A sleek new building of 34 floors rent apartment complex recently opened on a former playing field on Long Island University's Brooklyn campus, built through a university deal with a private developer. St. Francis College in Brooklyn sold its campus on Remsen Street in Brooklyn Heights for $ 160 million in 2023 and moved to new quarters in downtown Brooklyn.

And while the City University of New York still owns hundreds of buildings, it also recently decided to sell the homes of some university presidents.

Last year, CUNY sold the president's home at the College of Staten Island for $1.3 million, and in 2022 it sold a $2.3 million apartment used by the president of Medgar Evers College. It is now in the process of selling similar properties in Queens College and Lehman College.

A CUNY spokeswoman, Kathleen Lucadamo, said the sales “were driven by CUNY's decision to relinquish presidential residences as part of presidential recruitment packages.”

Mitchell Moss, a professor of urban policy and planning at NYU, said the steps made sense for the schools.

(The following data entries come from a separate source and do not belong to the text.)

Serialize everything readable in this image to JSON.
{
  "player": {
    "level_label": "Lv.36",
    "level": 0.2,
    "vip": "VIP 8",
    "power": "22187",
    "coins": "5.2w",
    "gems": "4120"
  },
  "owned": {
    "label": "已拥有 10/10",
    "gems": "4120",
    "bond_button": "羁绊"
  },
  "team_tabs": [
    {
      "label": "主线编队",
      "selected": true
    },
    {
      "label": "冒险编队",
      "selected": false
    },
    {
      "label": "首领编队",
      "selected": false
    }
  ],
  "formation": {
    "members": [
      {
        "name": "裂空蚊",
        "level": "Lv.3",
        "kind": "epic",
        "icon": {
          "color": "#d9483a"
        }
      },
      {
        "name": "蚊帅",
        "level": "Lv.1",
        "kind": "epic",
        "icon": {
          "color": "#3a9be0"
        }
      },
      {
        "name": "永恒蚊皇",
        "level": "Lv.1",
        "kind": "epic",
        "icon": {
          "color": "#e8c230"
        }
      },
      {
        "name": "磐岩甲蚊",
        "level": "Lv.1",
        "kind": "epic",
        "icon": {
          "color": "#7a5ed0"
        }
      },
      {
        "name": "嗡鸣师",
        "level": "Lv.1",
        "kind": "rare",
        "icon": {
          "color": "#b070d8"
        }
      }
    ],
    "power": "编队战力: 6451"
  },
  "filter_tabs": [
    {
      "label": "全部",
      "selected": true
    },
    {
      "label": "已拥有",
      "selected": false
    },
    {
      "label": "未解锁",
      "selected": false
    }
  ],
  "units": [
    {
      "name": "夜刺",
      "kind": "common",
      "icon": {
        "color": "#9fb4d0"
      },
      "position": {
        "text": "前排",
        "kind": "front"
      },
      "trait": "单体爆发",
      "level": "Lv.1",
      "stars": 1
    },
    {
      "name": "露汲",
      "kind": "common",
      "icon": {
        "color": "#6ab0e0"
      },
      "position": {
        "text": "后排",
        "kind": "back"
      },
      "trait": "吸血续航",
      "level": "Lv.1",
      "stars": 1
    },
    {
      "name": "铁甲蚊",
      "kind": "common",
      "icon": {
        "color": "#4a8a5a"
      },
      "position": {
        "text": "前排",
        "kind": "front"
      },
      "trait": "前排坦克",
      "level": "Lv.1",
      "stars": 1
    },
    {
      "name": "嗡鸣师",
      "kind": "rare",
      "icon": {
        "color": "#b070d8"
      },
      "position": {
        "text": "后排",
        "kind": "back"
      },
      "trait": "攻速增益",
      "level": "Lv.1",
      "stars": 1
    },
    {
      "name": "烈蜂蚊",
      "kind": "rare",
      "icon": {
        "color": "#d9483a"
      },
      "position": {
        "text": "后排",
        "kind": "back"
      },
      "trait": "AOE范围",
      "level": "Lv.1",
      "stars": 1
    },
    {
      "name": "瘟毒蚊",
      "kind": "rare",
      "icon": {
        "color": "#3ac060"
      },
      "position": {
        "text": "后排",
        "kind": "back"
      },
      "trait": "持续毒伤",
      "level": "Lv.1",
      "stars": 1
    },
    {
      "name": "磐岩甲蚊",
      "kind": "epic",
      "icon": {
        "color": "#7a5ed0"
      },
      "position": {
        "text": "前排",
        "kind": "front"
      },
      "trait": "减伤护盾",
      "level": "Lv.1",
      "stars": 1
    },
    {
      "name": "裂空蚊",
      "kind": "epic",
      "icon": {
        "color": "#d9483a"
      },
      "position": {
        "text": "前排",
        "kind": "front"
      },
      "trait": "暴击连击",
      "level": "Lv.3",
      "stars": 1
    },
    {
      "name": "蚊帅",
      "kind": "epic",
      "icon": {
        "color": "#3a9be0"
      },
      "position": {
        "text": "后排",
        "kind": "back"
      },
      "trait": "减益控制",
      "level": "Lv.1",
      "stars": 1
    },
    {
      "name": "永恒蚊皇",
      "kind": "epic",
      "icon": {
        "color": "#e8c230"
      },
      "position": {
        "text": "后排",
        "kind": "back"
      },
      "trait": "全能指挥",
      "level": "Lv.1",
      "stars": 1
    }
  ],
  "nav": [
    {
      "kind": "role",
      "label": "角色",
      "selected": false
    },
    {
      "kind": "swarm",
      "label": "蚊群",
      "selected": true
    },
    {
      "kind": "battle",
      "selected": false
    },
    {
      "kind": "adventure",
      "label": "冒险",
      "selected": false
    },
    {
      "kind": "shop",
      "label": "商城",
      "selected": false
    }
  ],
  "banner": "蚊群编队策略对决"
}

“Their job is to provide facilities for students to learn, not for presidents to live in,” he said. “We are well past the age of afternoon tea at the president's mansion.”

The New School for Social Research was founded in 1919 by a small group of leading American intellectuals and educators who wanted to study the social problems of the 20th century in a different way than was possible in traditional universities.

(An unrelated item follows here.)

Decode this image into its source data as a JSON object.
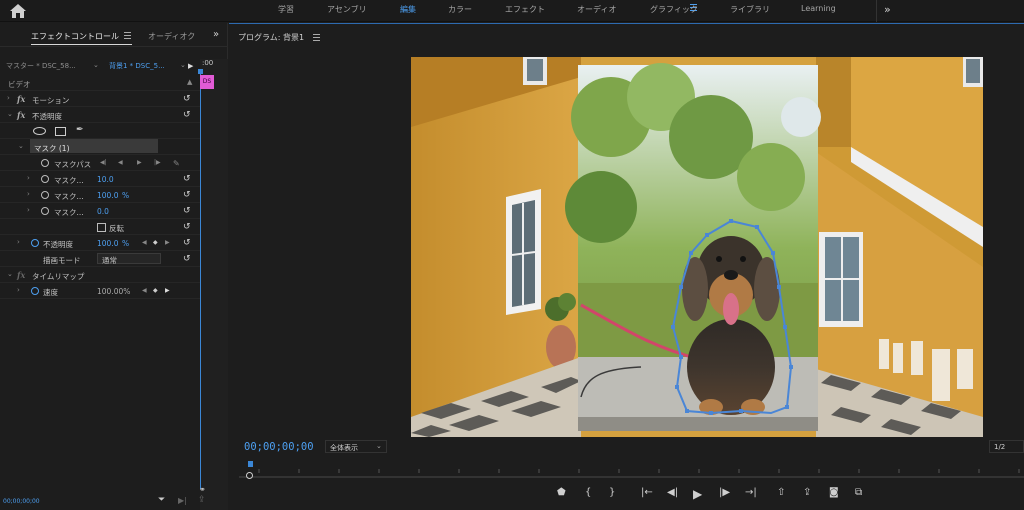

The school has since grown into several colleges, including the Parsons School of Designits most financially successful university, the Mannes Music School and the Eugene Lang College of Liberal Arts.

In the absence of a large endowment, the New School is heavily dependent on tuition revenue. Located in one of the most expensive neighborhoods in the country, it charges at the top end of U.S. schools, with an estimated total annual cost of $85,000 for a full-time student living on campus last school year, according to the National Center for Education Statistics. Almost all students receive some form of financial aid.

To keep its classrooms filled, the New School has been less selective than some of its better-known neighbors, admitting 57 percent of those who applied for fall 2022, compared to 12 percent at NYU, the report shows. statistics. More than a third of the students in 2022 were International.

Half of the students who came to the school in 2018 did not graduate within four years, as the statistics show.

The university has also spent heavily on paying down debt, after borrowing more than $300 million to build a building new flagship building at the corner of Fifth Avenue and 14th Street. The school had high hopes that it would generate significant revenue from student dormitories, but that did not go as well as planned, said Dr. Reddy.

Several students interviewed at the school said Wednesday they were frustrated with the way the university seemed to be handling its money. Despite the fancy new building and tuition of just over $50,000, students were asked to pay for things like art supplies and tickets to concerts in music criticism classes.

They said some dorms suffered from mold and other classrooms also needed work. Many sympathized with the professors who had gone on strike.

“There's an interesting priority of, you know, a lavish building rather than paying employees,” said Sawyer Strain, 20, a sophomore studying strategic design and management at Parsons.

Dr. McBride, who is now a professor at Washington University in St. Louis, was replaced this summer by an interim president, Donna Shalala, a former Clinton Cabinet official. Dr. Reddy said Ms Shalala had expressed interest in curbing costs that had not previously been considered, including the sale of the house where she lives.

As they search for a new president, the school is looking for someone with “financial acumen” and “a track record of continued fundraising success,” the school said. public vacancy. The salary range is between $750,000 and $1.1 million.

A New School spokeswoman, Amy Malsin, said the school had a plan to overcome the current problems. “We are confident in our ability to stabilize the university's finances and are taking all necessary steps to ensure that outcome,” she said.

Camille Baker reporting contributed.